Some witnesses might see Romero fleeing the scene of the crime, around 7 am that Sunday, on his victim’s bicycle. Before escaping, the man had left a note, apparently written by him, in which he reported an alleged emotional bond that he had with the eldest of his partner’s daughters, sources from the investigation indicated.

Romero remained a fugitive for six days until he was arrested on May 9, 2020, at the house of his uncle, located in the 291 Viviendas neighborhood. The relative of the main suspect called 911 to report that his nephew went looking for him, following he had been hiding in a rural area near where he worked.

During the search for Romero, multiple resources were available: raking in different areas of San Pedro, dogs trained to detect odorous traces and, at the request of Justice, the Buenos Aires Ministry of Security released photographs of the accused and asked for the collaboration of citizens to locate him. .

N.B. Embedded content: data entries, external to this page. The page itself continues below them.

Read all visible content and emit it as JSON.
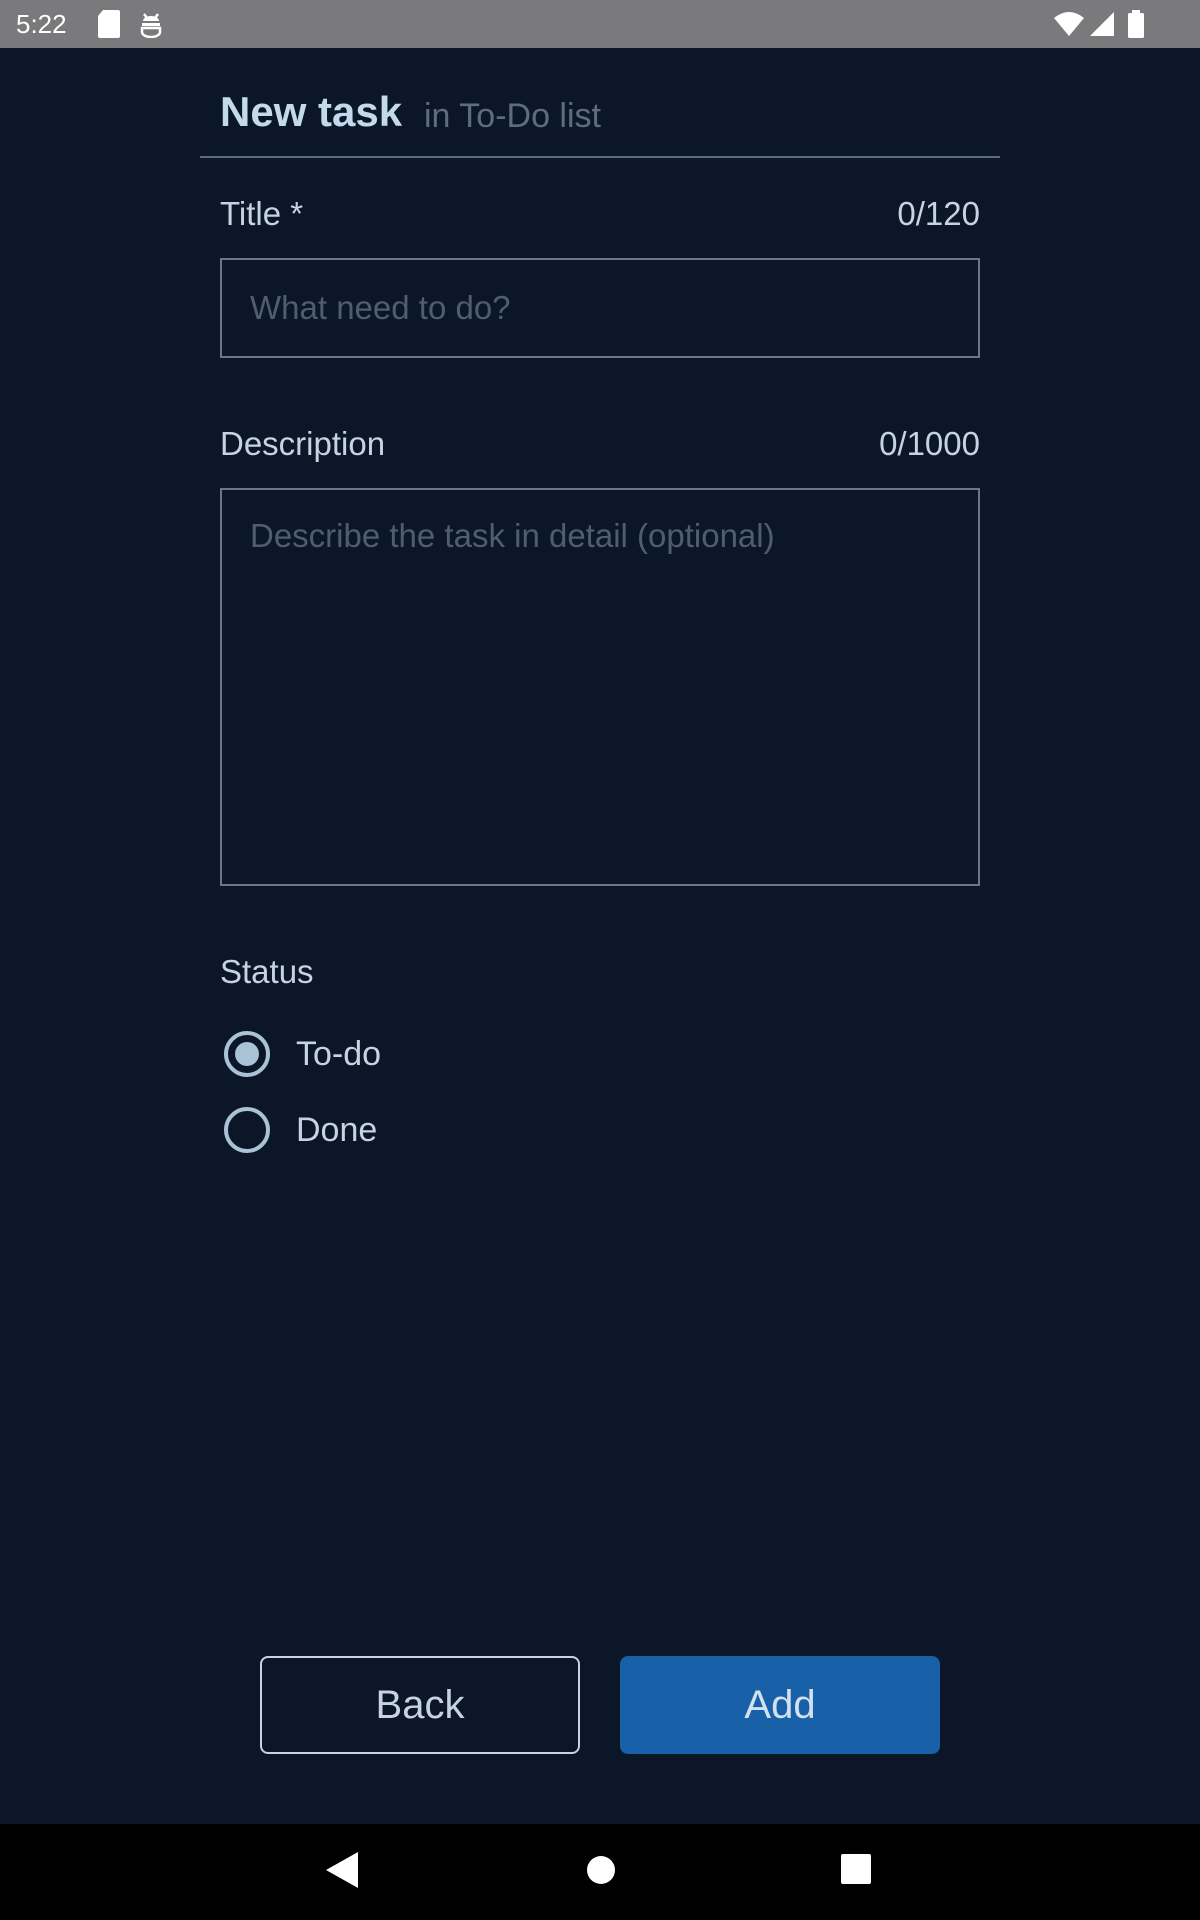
{
  "status_bar": {
    "time": "5:22",
    "icons_left": [
      "sd-card-icon",
      "android-debug-icon"
    ],
    "icons_right": [
      "wifi-icon",
      "cell-signal-icon",
      "battery-icon"
    ]
  },
  "header": {
    "title": "New task",
    "subtitle": "in To-Do list"
  },
  "form": {
    "title_field": {
      "label": "Title *",
      "counter": "0/120",
      "value": "",
      "placeholder": "What need to do?"
    },
    "description_field": {
      "label": "Description",
      "counter": "0/1000",
      "value": "",
      "placeholder": "Describe the task in detail (optional)"
    },
    "status": {
      "label": "Status",
      "options": [
        {
          "label": "To-do",
          "selected": true
        },
        {
          "label": "Done",
          "selected": false
        }
      ]
    }
  },
  "actions": {
    "back_label": "Back",
    "add_label": "Add"
  },
  "navigation_bar": {
    "buttons": [
      "back-triangle-icon",
      "home-circle-icon",
      "recents-square-icon"
    ]
  },
  "colors": {
    "background": "#0b1729",
    "accent": "#1860a8",
    "text": "#c6d3e0",
    "placeholder": "#4f5d70"
  }
}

He will have to face another trial in a sexual abuse case

Romero is charged in a parallel case for the crime of sexual abuse committed, for 13 years, once morest the victim’s eldest daughter and will soon face trial. The young woman, who was then 23 years old, had made the complaint during the days in which the defendant for the femicide remained a fugitive.

Romero tried to involve the victim’s eldest daughter in the crime by leaving a letter, before escaping, in which he claimed to have a consensual relationship with her. In addition, the defendant had sent an audio to her relatives in which he attributed to the young woman the role of her accomplice. As the investigation progressed, that circumstance was ruled out.

Sources of the investigation indicated that Romero was opposed to the relationship that her stepdaughter had with her boyfriend and she “began to become aware that the bond she had with her stepfather was abusive, that she had been perverted, so she tried to get away.”

In this sense, the Prosecutor’s Office pointed out that the trigger for the femicide would have been “revenge” once morest the young woman since, in addition, days before the crime, Romero had learned that she and her relatives were going to meet to define the complaint that was going to be filed. to do once morest him.